Auch der Käufer eines Neuwagens, der vom VW-Abgasskandal betroffen ist, muss dem Verkäufer grundsätzlich Gelegenheit zur Nacherfüllung geben, bevor er vom Kaufvertrag zurücktreten darf. Eine Nachbesserung ist dem Käufer insbesondere nicht deshalb unzumutbar, weil sie erst frühestens Anfang September 2016 wird erfolgen können. Auch kann der Käufer im Regelfall nicht mit Erfolg geltend machen, der Verkäufer habe ihn arglistig getäuscht.

LG Stralsund, Urteil vom 03.03.2016 – 6 O 236/15

Sachverhalt: Der Kläger verlangt die Rückabwicklung eines Pkw-Kaufvertrages.

Er erwarb am 16.05.2014 von der Beklagten einen Neuwagen (Škoda Fabia) zum Preis von 16.660 €. Der Motor dieses Fahrzeugs stammt von der Volkswagen AG und ist ein sogenannter Schummelmotor: Er gehört zu jenen Motoren, die mit einer mit Blick auf die Abgaswerte problematischen Software versehen wurden.

Mit Schreiben vom 16.10.2015 äußerte der Kläger deshalb gegenüber der Beklagten den Wunsch, den Kaufvertrag rückabzuwickeln. Die Beklagte lehnte eine Rückabwicklung ab.

Daraufhin erklärte der Kläger mit anwaltlichem Schreiben vom 23.10.2015 den Rücktritt vom Kaufvertrag und lehnte zugleich eine Nachbesserung seines Fahrzeugs ab.
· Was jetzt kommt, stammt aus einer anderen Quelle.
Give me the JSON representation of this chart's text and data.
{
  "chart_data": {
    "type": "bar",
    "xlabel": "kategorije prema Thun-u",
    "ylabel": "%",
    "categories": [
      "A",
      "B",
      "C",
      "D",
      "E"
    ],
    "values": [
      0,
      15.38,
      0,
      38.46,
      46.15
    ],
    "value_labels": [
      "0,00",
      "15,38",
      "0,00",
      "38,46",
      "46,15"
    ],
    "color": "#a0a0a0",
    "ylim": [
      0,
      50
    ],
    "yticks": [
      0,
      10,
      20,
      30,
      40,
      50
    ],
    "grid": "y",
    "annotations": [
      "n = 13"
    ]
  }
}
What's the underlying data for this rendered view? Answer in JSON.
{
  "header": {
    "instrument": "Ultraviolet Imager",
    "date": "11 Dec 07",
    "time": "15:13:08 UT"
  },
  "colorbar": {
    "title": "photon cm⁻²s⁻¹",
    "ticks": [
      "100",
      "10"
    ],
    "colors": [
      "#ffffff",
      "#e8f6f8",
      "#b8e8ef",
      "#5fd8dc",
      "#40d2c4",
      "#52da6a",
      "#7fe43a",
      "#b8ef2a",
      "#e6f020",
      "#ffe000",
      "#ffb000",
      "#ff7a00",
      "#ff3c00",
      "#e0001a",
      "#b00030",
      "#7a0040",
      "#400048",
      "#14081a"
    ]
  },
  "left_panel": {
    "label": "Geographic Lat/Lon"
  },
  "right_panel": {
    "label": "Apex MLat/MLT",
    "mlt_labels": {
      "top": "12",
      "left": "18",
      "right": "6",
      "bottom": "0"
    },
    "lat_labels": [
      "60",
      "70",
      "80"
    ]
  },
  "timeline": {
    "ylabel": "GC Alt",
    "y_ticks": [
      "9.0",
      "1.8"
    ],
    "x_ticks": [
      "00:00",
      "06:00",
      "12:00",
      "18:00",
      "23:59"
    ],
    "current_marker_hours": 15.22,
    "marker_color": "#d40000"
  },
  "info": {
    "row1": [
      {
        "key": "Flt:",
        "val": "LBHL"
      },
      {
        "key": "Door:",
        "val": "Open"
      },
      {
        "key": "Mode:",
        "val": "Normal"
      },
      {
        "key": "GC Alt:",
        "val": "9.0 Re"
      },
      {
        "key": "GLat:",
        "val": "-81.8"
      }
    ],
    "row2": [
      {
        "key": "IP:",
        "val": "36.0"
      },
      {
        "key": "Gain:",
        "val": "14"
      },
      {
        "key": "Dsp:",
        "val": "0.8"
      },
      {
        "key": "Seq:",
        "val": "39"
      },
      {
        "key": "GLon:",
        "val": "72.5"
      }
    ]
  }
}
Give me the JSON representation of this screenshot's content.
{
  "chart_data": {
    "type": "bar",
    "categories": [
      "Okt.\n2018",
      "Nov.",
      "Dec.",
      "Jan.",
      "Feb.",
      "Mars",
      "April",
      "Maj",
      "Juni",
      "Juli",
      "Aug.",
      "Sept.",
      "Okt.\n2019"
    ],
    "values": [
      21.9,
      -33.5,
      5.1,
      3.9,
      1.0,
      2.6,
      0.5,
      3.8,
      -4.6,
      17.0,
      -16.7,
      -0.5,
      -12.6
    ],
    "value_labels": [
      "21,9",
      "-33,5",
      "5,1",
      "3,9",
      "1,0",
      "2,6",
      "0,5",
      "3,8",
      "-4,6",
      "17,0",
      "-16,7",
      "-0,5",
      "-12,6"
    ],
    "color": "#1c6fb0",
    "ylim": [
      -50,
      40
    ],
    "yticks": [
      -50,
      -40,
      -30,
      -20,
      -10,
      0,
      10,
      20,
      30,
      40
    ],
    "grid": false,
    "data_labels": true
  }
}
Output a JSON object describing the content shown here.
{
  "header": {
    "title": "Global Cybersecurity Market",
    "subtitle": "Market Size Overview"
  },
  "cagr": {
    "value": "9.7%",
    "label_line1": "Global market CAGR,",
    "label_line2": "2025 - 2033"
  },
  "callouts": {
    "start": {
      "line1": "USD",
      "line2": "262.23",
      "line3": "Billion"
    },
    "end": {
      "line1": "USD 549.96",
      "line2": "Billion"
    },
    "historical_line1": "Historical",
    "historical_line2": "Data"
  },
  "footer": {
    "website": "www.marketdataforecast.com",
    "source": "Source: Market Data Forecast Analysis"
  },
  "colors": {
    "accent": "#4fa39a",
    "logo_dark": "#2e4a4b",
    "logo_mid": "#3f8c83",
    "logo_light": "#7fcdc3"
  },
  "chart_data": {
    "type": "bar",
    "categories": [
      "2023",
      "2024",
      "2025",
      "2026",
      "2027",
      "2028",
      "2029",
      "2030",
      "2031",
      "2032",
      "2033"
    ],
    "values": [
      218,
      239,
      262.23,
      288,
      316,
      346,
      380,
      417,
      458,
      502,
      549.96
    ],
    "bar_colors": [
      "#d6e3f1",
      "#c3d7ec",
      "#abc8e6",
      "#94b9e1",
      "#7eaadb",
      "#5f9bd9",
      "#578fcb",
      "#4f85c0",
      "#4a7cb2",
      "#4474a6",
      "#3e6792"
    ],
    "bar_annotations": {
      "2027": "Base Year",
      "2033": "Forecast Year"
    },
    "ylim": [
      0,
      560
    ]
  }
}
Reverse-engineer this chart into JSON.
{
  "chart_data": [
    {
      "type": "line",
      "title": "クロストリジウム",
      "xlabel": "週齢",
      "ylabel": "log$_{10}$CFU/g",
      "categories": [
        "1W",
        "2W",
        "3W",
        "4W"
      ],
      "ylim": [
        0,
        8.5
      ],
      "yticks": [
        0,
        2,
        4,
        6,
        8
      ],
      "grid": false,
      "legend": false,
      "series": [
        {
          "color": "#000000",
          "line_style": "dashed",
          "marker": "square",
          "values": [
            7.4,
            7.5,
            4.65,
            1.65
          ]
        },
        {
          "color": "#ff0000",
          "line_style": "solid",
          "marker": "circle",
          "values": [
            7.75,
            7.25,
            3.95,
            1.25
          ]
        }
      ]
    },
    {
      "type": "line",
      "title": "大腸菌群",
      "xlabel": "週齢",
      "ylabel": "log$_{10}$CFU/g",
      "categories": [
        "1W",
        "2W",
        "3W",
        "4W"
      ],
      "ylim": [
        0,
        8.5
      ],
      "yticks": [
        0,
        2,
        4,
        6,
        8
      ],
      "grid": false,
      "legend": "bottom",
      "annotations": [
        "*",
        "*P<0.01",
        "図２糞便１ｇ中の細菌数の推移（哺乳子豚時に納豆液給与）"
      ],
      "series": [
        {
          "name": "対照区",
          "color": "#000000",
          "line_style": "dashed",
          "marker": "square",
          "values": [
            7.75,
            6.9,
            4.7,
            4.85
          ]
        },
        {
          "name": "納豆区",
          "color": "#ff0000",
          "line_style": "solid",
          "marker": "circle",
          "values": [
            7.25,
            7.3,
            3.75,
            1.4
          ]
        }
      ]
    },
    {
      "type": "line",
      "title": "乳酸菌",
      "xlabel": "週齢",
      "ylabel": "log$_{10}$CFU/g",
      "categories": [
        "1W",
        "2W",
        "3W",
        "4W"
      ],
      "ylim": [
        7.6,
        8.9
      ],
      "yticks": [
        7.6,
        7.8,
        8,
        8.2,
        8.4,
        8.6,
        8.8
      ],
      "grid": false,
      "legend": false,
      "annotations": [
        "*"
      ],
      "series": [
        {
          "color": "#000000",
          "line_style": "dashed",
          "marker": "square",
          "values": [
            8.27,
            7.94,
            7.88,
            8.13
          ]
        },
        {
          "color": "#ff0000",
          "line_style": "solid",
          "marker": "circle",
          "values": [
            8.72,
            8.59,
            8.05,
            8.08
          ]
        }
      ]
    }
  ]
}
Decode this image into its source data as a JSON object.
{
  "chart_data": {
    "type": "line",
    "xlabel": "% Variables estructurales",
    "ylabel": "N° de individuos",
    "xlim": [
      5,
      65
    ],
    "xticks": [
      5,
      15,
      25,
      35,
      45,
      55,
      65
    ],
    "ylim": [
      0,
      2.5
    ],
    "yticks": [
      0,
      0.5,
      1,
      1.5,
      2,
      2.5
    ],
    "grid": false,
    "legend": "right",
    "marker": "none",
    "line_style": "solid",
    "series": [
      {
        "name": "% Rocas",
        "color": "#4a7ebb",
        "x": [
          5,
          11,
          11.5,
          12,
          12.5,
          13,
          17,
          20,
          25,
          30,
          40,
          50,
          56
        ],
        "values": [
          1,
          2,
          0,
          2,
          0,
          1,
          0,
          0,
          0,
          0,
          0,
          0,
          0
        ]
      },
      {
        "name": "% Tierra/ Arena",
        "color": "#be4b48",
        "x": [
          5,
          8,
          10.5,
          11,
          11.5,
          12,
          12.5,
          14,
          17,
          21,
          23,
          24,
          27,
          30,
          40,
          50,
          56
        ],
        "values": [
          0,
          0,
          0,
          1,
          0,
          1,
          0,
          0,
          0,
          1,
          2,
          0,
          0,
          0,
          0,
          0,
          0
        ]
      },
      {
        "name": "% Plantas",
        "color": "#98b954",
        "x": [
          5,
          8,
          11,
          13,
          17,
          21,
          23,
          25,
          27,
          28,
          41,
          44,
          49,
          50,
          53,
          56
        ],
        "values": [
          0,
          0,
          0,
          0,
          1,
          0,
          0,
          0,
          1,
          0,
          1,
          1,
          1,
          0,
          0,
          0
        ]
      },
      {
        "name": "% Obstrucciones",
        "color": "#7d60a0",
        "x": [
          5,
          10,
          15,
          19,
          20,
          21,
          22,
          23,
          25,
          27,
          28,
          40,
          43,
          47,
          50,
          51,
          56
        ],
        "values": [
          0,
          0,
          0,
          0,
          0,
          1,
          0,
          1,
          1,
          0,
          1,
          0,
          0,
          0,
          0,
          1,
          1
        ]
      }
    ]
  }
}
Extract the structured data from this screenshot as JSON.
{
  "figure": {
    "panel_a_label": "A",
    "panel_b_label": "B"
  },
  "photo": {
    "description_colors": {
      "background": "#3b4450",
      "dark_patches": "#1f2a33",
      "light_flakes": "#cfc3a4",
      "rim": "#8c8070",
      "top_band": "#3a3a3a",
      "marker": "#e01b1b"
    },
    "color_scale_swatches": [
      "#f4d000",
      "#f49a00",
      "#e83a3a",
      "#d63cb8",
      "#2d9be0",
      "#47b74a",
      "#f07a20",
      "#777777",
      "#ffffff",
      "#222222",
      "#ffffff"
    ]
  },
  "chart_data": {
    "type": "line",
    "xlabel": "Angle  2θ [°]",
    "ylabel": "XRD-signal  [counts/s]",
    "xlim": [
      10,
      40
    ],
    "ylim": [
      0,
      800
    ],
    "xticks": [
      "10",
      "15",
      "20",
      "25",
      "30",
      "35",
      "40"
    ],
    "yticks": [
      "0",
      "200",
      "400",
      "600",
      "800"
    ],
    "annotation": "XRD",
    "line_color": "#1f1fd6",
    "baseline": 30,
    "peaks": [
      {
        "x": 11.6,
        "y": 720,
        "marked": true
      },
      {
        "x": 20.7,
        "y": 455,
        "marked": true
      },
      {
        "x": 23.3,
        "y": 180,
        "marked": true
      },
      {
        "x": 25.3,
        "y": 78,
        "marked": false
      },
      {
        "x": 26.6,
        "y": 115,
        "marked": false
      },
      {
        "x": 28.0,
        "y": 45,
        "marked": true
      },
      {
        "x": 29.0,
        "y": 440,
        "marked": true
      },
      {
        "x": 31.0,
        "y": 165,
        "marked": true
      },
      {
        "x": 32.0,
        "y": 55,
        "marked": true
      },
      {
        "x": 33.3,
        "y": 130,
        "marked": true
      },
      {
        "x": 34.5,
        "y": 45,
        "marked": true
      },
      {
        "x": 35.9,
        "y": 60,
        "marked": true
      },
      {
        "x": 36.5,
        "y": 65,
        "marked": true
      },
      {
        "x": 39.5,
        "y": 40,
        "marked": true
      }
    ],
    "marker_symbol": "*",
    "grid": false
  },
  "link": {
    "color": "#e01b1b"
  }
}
Er behauptet, durch die vorgesehenen Nachbesserungsmaßnahmen werde es zu einem Leistungsverlust und einem höheren Treibstoffverbrauch kommen. Sein Fahrzeug – so meint der Kläger – sei derzeit nur „vorübergehend“ zum Straßenverkehr zugelassen, und eine Frist zur Nachbesserung habe er der Beklagten jedenfalls deshalb nicht setzen müssen, weil er arglistig getäuscht worden sei.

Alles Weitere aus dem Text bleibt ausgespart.